Spec Kit's architecture is designed for community extensibility, with catalog infrastructure already in place (extensions/catalog.community.json). Early community contributions include spec-kit-github-issues — a community extension that generates spec artifacts from GitHub Issues — and an ADIK Integration (by mateors1), a Spec Kit extension bridging the ADIK framework, submitted via GitHub Discussions with a full 10-part technical analysis. An integration catalog proposal (Issue #2066) would formalize community contributions alongside the existing extension and preset catalogs. The ecosystem is architecturally ready but nascent — contributions are just starting to trickle in.
vs. GSD: Both are spec-driven but at different scopes. GSD provides a complete lifecycle (spec → plan → execute → verify → release) with multi-agent orchestration and context engineering. Spec Kit focuses on the specification and planning phases, leaving execution to whatever AI tool the user prefers. GSD is Claude Code-native; Spec Kit is agent-agnostic. GSD is more mature (v1.35.0 vs. v0.6.2) and has a larger community.

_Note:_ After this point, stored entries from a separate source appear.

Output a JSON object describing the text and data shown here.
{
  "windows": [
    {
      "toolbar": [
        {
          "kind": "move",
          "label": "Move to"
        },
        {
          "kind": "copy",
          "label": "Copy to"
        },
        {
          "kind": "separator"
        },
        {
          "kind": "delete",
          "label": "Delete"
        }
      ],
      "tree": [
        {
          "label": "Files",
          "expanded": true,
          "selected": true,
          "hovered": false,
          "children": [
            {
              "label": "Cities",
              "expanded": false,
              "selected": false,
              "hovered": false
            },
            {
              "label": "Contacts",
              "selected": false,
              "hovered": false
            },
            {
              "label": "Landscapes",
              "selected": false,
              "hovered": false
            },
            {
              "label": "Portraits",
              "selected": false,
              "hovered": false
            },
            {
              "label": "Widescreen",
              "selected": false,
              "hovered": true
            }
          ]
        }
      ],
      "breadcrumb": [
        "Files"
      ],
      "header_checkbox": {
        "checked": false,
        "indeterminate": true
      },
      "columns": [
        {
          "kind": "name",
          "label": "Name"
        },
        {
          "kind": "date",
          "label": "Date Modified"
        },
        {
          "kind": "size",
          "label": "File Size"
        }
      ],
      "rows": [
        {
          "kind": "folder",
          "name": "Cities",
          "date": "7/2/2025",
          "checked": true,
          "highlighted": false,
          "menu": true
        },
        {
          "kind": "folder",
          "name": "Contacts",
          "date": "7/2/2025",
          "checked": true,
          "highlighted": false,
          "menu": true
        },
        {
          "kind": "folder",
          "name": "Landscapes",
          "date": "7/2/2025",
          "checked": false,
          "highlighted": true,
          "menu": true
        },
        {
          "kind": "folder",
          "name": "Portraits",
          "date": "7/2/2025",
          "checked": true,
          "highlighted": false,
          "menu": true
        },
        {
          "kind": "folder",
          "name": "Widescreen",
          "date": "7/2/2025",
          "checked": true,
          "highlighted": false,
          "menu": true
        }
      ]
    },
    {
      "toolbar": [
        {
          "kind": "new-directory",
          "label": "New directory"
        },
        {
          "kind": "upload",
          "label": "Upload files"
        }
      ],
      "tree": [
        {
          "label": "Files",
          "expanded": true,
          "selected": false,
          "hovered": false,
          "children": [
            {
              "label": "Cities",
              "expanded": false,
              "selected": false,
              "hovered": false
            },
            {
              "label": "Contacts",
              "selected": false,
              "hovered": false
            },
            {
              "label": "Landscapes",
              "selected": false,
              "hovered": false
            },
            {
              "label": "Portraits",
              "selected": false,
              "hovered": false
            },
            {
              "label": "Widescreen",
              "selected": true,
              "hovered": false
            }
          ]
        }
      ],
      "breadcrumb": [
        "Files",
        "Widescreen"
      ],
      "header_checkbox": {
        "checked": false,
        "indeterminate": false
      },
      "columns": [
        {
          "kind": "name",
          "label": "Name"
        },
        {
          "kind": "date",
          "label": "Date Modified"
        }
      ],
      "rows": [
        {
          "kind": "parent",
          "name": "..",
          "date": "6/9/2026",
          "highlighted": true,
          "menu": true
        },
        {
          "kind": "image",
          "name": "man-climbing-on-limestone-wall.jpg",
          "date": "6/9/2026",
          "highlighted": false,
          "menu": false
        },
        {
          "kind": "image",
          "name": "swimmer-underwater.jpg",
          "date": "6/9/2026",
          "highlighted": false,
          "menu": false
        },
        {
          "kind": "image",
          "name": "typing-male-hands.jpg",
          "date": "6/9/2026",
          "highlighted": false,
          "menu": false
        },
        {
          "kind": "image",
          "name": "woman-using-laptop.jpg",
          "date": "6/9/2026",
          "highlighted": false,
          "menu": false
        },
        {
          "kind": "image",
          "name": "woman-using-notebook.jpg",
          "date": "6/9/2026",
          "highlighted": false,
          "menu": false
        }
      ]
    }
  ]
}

vs. BMAD: BMAD covers the full development lifecycle with 12+ specialized agents and 34+ workflows. Spec Kit covers specification and planning only — it is deliberately narrow. BMAD is heavier in process and agent complexity; Spec Kit is lighter and more focused. BMAD works across AI tools but has agent-specific integrations; Spec Kit's agent-agnosticism is a core design goal.
vs. Context Engineering (Practice): Spec Kit is a concrete tool implementing context engineering principles at the specification layer. Spec files, plans, constitutions, and task breakdowns are all forms of curated context that structure what the AI receives. Where context engineering is the umbrella practice, Spec Kit is a specific tool for the "specification as context" subset — version-controlled documents that pre-load the AI's context with requirements and constraints.
vs. Superpowers: Both take a structured approach to AI-assisted development, but at different layers. Spec Kit focuses on the specification and planning phases — getting the requirements right before building. Superpowers focuses on the implementation methodology — teaching the agent how to build through composable skills (TDD, code review, debugging). Spec Kit is deliberately narrow and agent-agnostic; Superpowers is a complete development workflow supporting six specific tools. They're complementary: Spec Kit could define what to build, Superpowers could enforce how to build it.